Key recommendations include:
- higher capital requirements to accommodate maximum harmonisation
- a flexible leverage ratio that measures gross derivatives exposure
- more capital against securitisations
- measures to encourage lending to businesses without credit ratings
- disclosure of risk weight methodologies and return on assets
Frédéric Hache, senior research analyst at Finance Watch and author of the report, said:
“The CRD IV package makes a significant contribution to increasing bank resilience but more needs to be done to address systemic risk and moral hazard. Only if capital requirements are high enough can we say that there is no need for national discretion.”
In addition to higher capital requirements, the report calls for a flexible mandatory leverage ratio of 3% to 5% (33x to 20x) from 2015 to complement the countercyclical buffers already in the draft legislation, with disclosure before then.

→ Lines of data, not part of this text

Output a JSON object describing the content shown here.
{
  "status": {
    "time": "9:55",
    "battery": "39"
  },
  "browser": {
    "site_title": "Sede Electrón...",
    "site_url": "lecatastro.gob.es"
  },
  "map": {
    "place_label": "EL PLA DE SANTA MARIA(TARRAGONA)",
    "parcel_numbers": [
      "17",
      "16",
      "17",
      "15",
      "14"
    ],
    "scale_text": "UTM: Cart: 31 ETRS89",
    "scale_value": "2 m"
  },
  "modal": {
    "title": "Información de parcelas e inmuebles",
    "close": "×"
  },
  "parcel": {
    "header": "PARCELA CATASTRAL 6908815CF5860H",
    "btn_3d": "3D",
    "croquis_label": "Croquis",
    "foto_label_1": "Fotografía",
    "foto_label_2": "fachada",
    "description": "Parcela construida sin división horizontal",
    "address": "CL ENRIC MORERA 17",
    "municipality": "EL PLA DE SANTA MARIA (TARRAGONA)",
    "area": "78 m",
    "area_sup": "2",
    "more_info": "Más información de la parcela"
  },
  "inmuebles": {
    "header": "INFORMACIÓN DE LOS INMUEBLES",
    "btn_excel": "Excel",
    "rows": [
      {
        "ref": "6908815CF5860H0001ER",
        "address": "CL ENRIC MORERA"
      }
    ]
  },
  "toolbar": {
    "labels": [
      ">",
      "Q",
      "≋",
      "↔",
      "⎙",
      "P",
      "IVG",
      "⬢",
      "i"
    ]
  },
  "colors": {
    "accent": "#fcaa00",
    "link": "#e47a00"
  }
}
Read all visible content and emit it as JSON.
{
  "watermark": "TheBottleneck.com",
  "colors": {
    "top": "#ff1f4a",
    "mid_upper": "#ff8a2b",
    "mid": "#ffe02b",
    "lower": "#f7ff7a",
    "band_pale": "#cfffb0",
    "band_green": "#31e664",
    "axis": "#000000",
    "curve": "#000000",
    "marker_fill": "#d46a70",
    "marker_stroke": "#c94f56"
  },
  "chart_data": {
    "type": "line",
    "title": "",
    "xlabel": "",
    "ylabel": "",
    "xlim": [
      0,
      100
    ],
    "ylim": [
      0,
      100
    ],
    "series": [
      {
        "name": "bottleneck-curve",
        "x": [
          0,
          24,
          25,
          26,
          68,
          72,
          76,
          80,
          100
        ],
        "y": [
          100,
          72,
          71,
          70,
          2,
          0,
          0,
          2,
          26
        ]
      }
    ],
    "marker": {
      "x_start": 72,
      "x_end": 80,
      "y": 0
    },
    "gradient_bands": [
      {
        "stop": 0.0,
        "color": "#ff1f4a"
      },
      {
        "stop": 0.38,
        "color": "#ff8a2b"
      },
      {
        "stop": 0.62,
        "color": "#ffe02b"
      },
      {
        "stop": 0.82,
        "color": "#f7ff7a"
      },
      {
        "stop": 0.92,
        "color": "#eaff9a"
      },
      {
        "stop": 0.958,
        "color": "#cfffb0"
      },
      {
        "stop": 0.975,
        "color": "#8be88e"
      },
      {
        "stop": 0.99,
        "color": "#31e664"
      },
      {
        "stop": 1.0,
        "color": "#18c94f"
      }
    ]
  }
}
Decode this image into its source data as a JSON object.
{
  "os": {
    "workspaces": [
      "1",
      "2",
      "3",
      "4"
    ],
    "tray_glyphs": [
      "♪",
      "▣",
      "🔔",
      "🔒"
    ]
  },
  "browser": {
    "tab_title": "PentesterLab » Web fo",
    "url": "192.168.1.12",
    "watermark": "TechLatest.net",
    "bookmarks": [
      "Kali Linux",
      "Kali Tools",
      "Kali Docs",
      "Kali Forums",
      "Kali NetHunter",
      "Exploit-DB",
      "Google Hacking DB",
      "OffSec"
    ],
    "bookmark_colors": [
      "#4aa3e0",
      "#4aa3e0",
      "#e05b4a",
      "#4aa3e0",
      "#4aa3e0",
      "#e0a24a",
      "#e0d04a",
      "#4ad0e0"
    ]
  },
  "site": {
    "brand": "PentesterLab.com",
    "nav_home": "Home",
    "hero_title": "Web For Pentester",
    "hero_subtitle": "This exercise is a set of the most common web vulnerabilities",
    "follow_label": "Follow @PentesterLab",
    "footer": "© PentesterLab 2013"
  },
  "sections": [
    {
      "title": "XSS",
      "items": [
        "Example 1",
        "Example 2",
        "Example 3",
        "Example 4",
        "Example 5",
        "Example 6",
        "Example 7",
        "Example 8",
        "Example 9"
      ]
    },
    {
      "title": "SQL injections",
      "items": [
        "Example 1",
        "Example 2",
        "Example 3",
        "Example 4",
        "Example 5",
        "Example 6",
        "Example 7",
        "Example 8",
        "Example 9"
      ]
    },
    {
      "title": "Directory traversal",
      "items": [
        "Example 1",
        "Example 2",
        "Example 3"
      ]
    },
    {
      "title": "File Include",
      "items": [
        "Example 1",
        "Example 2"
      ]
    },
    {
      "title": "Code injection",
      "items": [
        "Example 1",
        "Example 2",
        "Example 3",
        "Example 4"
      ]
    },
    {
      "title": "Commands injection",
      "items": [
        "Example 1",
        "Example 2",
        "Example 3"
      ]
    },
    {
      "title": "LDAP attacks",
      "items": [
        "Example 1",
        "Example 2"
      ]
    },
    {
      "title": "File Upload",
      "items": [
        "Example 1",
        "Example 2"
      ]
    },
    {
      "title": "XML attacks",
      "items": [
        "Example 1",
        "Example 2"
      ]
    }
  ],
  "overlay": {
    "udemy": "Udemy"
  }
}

“Leverage is a core driver of systemic risk. History has shown the danger of ignoring off-balance sheet leverage, we must not make the same mistake with derivatives. Our leverage ratio proposal is therefore for an IFRS approach without derivatives netting”, said Hache.
The report also recommends a 25% residual risk weight against transferred exposures including securitisations, replacing 100% risk weights for unrated business loans with an average risk weight calculated under IRB for similar businesses (calculated for each country by EBA), greater disclosure of risk weighting methodologies through standard portfolio benchmarking, and a measure to reduce investors’ focus on return on equity by disclosing return on assets among key performance indicators.
The report also comments on governance, liquidity, zero risk weighting, implementation dates and various measures outside CRD IV, including structural separation, supervised deleveraging, the tax treatment of debt, and shadow banking.
Thierry Philipponnat, Secretary General of Finance Watch, said: “Our aim with this report is to promote confidence in the financial system and trust in banks, while ensuring that banks serve society better by focusing on their core function of financing the real economy.”